When we were little kids our moms taught us some important lessons. She did not know it but some of the lessons she was teaching us about included the basics of foreseeability: look both ways before crossing the street, don’t run while carrying sharp objects like knives or scissors, don’t play with fire. All of these lessons included the basics of foreseeability. In each instance we were being warned bad things could happen if we were not careful under the circumstances. We were taught to foresee, or look ahead. As we mature we learn more adult lessons about life and human nature until as a “reasonable man” we are expected to know and follow most of life’s little lessons.
There is some confusion and maybe misconception about the law of damages and foreseeability. Once the Plaintiff has proven the defendant’s conduct was a cause of the injury, the Plaintiff is entitled to a verdict for all of his damages which were caused by the negligence, even if they were entirely unforeseeable. In an RSD case, for example, the development of searing pain caused by this horrible condition may not be foreseeable, but the defendant must pay for it if he caused it. I think some attorneys need to refresh themselves on this rule. See Silva v Stein, 527 So. 2d 943 (Fla. 3rd DCA 1988). The case is an extremely instructive and important one clearing up the apples and oranges difference between foreseeablity and liability, and foreseeablity and damages.
The following is an excerpt from Professors Prosser & Keeton in their 1984 book on the Law of Torts, pg 291-292:
“It is as if a magic circle were drawn about the person, and one who breaks it, even by so much as a cut on the finger, becomes liable for all resulting harm to the person, although it may be death. The defendant is held liable when the defendant’s negligence operates upon a concealed physical condition, such as pregnancy, or a latent disease, or susceptibility to disease, to produce consequences which the defendant could not reasonably anticipate. The defendant is held liable for unusual results of personal injuries which are regarded as unforeseeable, such as tuberculosis, paralysis, pneumonia, heart or kidney disease, blood poisoning, cancer, or the loss of hair from fright. The defendant of course is liable only for the extent to which the defendant’s conduct has resulted in an aggravation of the pre-existing condition, and not for the condition as it was; but as to the aggravation, foreseeability is not a factor. One of the illustrations which runs through the English cases is that of the plaintiff with the ‘eggshell skull,’ who suffers death where a normal person would have had only a bump on the head; and an obviously related rule is that the defendant who kills another must take the chances, as to damages for the death, that the other has a large income, although the defendant has no reason to expect it.”

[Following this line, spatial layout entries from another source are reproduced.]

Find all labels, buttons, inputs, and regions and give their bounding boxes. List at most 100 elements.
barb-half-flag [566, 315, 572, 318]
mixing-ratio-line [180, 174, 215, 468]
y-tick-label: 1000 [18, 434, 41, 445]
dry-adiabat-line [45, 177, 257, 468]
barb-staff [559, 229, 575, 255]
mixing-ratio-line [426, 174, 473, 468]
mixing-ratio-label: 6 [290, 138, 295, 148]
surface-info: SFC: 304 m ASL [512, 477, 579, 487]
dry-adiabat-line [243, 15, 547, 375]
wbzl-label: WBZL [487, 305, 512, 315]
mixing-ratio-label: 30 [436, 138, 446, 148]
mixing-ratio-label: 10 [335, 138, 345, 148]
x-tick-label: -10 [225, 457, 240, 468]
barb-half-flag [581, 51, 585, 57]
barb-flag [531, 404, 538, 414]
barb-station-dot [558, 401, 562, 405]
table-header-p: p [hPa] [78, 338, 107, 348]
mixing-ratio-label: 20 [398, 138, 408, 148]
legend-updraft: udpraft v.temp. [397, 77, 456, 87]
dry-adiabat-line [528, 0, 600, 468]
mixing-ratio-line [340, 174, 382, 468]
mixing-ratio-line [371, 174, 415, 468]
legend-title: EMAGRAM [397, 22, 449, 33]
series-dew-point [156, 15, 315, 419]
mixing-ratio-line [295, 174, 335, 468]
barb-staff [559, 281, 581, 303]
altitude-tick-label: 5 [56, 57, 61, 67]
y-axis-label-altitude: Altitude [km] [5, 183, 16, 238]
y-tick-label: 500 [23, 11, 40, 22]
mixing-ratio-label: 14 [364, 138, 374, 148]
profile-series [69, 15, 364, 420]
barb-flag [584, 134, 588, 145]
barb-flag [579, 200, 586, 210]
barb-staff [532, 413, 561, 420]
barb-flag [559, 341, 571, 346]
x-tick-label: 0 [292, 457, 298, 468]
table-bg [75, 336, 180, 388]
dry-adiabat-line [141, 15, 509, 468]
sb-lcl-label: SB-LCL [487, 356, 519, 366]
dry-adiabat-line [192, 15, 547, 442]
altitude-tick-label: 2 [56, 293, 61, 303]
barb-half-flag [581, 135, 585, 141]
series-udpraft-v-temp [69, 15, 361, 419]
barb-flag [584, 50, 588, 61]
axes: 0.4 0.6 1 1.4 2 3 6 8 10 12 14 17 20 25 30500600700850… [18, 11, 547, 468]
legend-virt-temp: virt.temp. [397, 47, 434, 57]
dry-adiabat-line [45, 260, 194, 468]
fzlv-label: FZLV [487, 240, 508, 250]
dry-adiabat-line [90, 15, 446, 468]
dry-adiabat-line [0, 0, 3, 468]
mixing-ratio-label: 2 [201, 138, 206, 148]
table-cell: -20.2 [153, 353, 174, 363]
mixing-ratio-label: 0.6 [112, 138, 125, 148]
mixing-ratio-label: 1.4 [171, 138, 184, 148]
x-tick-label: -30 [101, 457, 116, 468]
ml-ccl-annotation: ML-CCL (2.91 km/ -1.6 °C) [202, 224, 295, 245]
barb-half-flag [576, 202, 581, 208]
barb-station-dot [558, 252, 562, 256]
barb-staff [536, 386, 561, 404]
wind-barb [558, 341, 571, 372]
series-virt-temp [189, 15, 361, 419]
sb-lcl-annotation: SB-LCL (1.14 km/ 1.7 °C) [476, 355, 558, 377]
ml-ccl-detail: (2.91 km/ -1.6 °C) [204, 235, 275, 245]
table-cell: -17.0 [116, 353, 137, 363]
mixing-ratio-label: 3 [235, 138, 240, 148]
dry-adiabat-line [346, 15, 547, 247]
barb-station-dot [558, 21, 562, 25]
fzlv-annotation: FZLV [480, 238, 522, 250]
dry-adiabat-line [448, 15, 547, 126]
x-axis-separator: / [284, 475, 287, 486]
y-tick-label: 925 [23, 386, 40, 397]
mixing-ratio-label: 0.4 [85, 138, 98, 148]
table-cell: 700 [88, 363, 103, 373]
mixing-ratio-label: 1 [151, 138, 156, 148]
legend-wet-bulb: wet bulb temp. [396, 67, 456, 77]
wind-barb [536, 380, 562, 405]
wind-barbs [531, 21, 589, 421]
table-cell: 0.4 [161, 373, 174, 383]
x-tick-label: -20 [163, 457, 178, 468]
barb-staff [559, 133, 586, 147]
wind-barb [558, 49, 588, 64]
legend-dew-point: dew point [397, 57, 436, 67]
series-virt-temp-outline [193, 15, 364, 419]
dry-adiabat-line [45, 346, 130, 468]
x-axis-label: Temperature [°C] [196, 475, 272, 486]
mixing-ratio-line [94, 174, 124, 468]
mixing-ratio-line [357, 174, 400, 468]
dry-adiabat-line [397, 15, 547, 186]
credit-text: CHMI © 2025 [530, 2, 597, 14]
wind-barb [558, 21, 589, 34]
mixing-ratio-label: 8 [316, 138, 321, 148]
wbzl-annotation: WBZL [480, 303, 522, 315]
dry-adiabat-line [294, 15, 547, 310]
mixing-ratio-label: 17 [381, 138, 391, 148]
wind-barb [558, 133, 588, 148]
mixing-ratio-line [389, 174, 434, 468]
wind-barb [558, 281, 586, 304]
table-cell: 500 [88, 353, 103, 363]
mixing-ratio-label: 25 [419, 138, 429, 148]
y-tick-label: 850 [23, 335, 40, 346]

This rule comes up in final arguments to the jury in cases where one would not expect the consequences of the defendant’s negligence to be as great as they turned out. The jury needs a lawyer to explain causation in the context of the injury which the defense is going to argue is being blown out of proportion to the reality. I have an interesting case I am working on now where my client was rear-ended and suffered a heart attack at the scene. Other cases I’ve handled included clients who developed RSD, have had repeat cervical fusions, and various types of mental injuries such as PTSD.
The lesson is that if the defendant caused the injuries it is no excuse or defense to say that they could not have been anticipated. You are not expected to be as tough as Arnold Schwarznegger.